Article Text

Common non-synonymous substitutions in SLC01B1 predispose to statin intolerance: a population pharmacogenetics study
  1. CC Lang,
  2. L Donnelly,
  3. C Kimber,
  4. A Doney,
  5. AD Morris,
  6. CN Palmer
  1. University of Dundee, Dundee, UK


Introduction The most significant side effect of statin therapy is muscle toxicity, ranging from mild myalgic symptoms to severe rhabdomyolysis. Recent whole genome data from 95 clinical trial participants (total trial size 20 000) have identified that common amino acid substitutions in the known statin transporter SLC01B1 are strong determinants of muscle toxicity. We examined how this genotype would influence statin tolerance at a population level in a large population of patients with type 2 diabetes prescribed statins as part of routine clinical care and enrolled in a large population-based cohort of patients with diabetes.

Methods 4340 patients treated with statins identified from the Genetics of Diabetes Audit and Research in Tayside Scotland (Go-DARTS) database were genotyped for rs4149056 (Val174Ala) and rs2306283 (Asp130Asn).

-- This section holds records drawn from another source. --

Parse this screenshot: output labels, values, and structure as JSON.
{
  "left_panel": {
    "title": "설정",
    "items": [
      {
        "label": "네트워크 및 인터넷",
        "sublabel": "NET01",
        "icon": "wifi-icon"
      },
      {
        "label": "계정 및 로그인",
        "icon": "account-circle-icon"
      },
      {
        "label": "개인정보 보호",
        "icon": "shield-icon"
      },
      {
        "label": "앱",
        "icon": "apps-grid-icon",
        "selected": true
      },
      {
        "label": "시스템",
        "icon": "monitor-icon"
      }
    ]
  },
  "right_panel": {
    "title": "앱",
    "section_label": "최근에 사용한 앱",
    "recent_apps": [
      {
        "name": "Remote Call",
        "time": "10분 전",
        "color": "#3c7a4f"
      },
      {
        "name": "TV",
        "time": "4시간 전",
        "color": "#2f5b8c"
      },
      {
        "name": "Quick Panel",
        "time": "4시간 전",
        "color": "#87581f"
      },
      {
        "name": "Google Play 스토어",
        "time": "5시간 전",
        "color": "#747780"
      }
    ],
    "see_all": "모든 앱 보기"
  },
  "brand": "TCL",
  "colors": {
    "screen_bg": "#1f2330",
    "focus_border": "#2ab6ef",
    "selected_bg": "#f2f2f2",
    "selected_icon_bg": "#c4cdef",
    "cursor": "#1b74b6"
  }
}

Statin intolerance was determined by anonymously linking at a patient-specific level to a comprehensive dispensed prescription and regional biochemistry database. Intolerance was defined as an abnormal creatine kinase (CK; above the upper limit of normal) with no abnormal CK before statin commencement and/or an alanine aminotransferase (ALT) 1.5 times above the upper limit of normal with no abnormal ALT before statin commencement while on statin treatment and evidence of prescribing change (switching to lower dose or discontinuation of statin prescribing).

Results 300 (6.9%) of the treated population were intolerant of statins by these criteria. The tolerant group were defined as individuals with no abnormal CK or ALT measures upon statin treatment, did not display any prescribing changes indicative of intolerance and had been prescribed a statin dose equivalent of more than 10 mg simvastatin. The association of Val174 Ala and Asp130Asn with intolerance was assessed by binary logistic regression. Homozygous ala174 was associated with a 3.13-fold increase in intolerance (95%CI 1.44 to 6.78, p = 0.0038). The homozygous Asp130 was associated with a slightly decreased intolerance as previously reported; however, this did not achieve significance (p = 0.14). ala174 homozygous individuals were also less likely to achieve a target serum low-density lipoprotein cholesterol of 2 mmol/l. Odds ratios for failure 2.27 (95% CI 1.11 to 4.61, p = 0.0242).

Conclusions This real-world study suggests that a genetic variant selected for an extreme phenotype of statin intolerance also has a major impact on common milder statin intolerance and has an impact on prescribing practice.